Pendampingan Pembuatan Dokumen NIB dan SPPL bagi Petambak Binaan Program IISAP

Pendampingan Pembuatan Dokumen NIB dan SPPL bagi Petambak Binaan Program IISAP

Pendampingan pembuatan dokumen Nomor Induk Berusaha (NIB) dan Surat Pernyataan Kesanggupan Pengelolaan dan Pemantauan Lingkungan (SPPL) merupakan salah satu upaya penting dalam mendorong tertib administrasi dan keberlanjutan usaha budidaya tambak di Kabupaten Jembrana. Kegiatan ini ditujukan kepada petambak binaan sebagai bentuk edukasi mengenai pentingnya legalitas usaha serta komitmen terhadap pengelolaan lingkungan hidup di sekitar kawasan tambak.

Jumlah petambak binaan yang menjadi sasaran pendampingan tercatat sebanyak 196 orang. Dari jumlah tersebut, hingga saat ini telah berhasil difasilitasi pembuatan dokumen NIB dan SPPL untuk 46 petambak binaan. Selain itu, terdapat 36 petambak binaan yang berdasarkan penelusuran Nomor Induk Kependudukan (NIK) sebenarnya telah memiliki NIB dan SPPL, namun yang bersangkutan tidak lagi menyimpan dokumen tersebut serta lupa akun dan kata sandi yang digunakan pada sistem perizinan. Sementara itu, sebanyak 114 petambak binaan lainnya masih belum terdaftar dan belum memiliki NIB maupun SPPL, sehingga memerlukan pendampingan lanjutan secara intensif.

Proses pendampingan dilakukan melalui pendekatan langsung kepada petambak binaan, mulai dari sosialisasi mengenai fungsi dan manfaat memiliki dokumen NIB serta SPPL, pendataan identitas dan usaha tambak, hingga pendampingan teknis penginputan data pada sistem Online Single Submission (OSS).

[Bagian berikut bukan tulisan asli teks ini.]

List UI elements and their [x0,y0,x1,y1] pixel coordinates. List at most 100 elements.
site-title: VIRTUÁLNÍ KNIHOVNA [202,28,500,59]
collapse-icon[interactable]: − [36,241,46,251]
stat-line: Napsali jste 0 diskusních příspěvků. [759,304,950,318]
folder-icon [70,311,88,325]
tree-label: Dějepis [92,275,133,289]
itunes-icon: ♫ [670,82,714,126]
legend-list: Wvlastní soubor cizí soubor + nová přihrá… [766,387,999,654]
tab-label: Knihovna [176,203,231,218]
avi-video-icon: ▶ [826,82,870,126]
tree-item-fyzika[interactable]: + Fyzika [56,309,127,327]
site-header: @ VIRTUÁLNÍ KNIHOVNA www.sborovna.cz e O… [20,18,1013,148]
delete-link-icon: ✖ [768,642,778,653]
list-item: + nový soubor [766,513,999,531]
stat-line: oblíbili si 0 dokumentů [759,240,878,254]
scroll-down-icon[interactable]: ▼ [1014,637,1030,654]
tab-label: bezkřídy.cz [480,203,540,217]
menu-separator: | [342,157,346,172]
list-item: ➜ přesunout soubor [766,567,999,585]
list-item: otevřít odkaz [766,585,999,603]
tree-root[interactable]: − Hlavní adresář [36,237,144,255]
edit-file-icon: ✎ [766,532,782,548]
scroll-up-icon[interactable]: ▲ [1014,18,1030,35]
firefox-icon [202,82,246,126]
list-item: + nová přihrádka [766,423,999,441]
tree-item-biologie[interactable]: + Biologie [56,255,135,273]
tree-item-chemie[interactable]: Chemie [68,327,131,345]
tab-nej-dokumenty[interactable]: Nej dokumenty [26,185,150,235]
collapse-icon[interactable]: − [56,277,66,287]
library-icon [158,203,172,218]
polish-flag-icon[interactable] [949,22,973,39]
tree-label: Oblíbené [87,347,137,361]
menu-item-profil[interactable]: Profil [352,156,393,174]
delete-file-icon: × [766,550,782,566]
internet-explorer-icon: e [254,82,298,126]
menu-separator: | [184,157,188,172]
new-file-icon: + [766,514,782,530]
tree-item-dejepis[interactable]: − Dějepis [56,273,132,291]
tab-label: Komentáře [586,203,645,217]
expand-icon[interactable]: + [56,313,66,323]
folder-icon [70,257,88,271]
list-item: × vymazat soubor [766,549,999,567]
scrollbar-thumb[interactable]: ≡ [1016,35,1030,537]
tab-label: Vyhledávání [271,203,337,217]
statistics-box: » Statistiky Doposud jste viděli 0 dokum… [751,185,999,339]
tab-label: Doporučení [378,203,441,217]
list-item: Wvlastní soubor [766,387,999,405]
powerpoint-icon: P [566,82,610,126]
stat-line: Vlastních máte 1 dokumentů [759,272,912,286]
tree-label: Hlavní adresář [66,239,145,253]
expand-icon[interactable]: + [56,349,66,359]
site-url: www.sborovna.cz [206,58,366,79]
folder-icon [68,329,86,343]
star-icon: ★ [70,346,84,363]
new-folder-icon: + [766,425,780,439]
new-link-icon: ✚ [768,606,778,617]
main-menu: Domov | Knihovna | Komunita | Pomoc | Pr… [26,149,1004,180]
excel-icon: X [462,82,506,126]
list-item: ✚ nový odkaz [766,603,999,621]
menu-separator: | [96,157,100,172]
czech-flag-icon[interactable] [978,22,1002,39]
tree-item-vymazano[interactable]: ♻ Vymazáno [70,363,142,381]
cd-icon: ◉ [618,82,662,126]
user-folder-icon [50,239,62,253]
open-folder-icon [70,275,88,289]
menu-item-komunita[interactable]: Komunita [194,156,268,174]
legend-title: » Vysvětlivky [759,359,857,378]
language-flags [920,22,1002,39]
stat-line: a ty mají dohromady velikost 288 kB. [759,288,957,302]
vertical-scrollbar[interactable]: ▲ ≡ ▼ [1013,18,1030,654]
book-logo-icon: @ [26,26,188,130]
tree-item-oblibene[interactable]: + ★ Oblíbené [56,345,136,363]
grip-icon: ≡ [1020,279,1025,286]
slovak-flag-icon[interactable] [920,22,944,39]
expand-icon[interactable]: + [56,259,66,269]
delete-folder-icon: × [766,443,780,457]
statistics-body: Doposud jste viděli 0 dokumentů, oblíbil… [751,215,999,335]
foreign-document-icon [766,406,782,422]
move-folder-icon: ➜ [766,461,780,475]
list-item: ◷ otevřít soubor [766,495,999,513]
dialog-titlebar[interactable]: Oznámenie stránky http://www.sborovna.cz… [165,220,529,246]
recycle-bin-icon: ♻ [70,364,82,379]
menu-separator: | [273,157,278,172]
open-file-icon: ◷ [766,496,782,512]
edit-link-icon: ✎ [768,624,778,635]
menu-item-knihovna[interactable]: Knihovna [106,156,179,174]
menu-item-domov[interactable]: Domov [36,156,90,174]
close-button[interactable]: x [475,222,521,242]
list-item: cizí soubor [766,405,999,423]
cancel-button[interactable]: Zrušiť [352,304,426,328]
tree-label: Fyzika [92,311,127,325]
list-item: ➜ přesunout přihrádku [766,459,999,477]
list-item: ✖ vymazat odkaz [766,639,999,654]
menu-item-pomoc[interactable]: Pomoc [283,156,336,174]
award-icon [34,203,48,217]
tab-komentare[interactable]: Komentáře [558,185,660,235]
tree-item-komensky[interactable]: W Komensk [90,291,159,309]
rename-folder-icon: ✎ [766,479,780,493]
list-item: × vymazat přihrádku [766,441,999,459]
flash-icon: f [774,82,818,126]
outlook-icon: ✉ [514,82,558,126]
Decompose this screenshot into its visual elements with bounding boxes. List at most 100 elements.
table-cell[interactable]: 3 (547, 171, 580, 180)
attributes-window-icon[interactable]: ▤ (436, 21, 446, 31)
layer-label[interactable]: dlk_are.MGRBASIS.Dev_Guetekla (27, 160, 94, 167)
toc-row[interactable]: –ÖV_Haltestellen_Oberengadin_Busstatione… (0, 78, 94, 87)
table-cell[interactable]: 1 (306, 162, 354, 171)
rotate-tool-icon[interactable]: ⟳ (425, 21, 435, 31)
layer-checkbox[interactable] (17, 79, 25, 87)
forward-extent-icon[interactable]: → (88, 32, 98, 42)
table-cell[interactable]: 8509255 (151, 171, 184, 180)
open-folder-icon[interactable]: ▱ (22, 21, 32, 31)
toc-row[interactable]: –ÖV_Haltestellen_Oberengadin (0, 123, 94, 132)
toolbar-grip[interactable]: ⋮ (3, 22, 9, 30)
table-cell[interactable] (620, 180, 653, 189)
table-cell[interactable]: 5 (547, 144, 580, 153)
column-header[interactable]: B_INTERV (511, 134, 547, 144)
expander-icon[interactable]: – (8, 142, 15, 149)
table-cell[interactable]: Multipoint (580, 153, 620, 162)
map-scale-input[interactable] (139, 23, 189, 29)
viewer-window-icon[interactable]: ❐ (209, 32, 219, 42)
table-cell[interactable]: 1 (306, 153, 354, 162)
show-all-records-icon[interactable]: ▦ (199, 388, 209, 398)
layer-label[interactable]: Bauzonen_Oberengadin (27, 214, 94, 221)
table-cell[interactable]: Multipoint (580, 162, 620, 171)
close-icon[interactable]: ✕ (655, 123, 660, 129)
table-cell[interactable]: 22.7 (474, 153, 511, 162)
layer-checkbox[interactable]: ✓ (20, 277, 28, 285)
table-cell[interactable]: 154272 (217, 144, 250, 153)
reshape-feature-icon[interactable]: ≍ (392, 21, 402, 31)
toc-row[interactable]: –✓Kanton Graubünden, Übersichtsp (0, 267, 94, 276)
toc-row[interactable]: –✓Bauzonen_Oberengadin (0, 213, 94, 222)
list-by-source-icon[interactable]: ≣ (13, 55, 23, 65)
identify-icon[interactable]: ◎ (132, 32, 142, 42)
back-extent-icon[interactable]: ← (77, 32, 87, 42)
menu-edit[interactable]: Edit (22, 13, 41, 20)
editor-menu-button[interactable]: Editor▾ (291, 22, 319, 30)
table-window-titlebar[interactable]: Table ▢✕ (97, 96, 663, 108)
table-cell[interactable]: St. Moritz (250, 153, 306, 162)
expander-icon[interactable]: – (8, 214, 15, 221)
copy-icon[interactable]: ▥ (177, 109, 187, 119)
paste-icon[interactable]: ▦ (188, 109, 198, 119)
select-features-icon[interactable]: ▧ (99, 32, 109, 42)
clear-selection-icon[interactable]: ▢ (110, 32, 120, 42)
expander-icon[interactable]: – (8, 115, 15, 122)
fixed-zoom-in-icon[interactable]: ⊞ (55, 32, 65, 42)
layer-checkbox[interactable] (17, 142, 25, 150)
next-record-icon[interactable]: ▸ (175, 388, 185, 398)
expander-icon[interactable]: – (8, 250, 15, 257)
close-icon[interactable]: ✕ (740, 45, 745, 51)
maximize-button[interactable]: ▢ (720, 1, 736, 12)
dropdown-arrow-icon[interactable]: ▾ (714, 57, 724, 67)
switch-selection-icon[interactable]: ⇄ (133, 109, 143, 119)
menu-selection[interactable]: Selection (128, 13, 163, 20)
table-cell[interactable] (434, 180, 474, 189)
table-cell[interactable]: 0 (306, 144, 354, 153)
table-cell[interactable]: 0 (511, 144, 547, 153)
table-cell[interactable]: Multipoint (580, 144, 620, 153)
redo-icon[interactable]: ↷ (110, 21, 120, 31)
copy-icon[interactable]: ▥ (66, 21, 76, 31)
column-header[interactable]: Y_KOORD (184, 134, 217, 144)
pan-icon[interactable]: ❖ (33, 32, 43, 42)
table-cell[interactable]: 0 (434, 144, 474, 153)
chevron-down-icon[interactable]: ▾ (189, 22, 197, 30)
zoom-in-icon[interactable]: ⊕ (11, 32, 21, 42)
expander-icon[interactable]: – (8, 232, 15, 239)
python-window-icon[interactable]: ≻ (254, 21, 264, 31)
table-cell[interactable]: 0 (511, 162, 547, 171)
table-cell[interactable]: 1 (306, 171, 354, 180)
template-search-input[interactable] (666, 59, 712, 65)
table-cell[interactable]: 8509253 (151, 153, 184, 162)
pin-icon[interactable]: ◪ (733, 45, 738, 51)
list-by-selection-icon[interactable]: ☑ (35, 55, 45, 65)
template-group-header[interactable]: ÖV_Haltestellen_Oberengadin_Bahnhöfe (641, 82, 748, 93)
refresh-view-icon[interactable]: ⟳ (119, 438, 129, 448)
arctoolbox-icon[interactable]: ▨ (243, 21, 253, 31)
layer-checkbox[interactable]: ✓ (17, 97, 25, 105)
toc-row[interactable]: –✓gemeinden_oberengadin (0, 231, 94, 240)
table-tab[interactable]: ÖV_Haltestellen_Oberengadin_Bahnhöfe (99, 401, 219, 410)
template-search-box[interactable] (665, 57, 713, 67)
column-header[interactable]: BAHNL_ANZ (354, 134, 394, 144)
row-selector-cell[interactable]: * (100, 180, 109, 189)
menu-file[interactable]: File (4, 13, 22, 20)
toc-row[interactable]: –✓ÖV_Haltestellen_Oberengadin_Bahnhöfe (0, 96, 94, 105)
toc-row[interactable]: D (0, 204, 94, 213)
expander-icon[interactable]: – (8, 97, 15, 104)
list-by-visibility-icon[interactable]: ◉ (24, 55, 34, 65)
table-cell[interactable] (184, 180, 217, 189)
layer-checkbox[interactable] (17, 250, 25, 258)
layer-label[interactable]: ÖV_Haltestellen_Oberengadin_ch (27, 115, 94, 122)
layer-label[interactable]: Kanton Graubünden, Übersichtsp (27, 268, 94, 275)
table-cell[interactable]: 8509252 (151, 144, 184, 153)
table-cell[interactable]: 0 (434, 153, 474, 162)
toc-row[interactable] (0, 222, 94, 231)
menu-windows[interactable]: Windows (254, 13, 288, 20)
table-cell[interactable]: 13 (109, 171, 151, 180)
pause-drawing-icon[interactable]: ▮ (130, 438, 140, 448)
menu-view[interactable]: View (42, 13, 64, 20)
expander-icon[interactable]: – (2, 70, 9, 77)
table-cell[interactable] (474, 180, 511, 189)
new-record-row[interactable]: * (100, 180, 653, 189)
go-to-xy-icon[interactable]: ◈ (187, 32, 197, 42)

Petambak juga diberikan pemahaman mengenai potensi dampak lingkungan dari kegiatan budidaya serta upaya pengelolaan dan pemantauan lingkungan yang wajib dilakukan secara mandiri.

Dalam pelaksanaannya, fasilitator menghadapi sejumlah kendala yang cukup signifikan. Kendala utama yang sering dijumpai adalah mayoritas petambak binaan lupa terhadap akun dan kata sandi OSS yang pernah didaftarkan sebelumnya. Selain itu, banyak akun OSS yang terhubung dengan nomor telepon dan alamat email yang sudah tidak aktif atau telah berganti, sehingga menyulitkan proses pemulihan akun dan pembaruan data perizinan.

Kendala lainnya berkaitan dengan perubahan kebijakan dan penyesuaian sistem OSS yang saat ini mengacu pada ketentuan terbaru, khususnya PP No. 28 Tahun 2025. Penyesuaian regulasi tersebut berdampak pada prosedur pembuatan NIB dan SPPL yang tidak lagi sesederhana sebelumnya, sehingga membutuhkan pemahaman teknis yang lebih mendalam serta waktu pendampingan yang lebih lama bagi setiap petambak binaan.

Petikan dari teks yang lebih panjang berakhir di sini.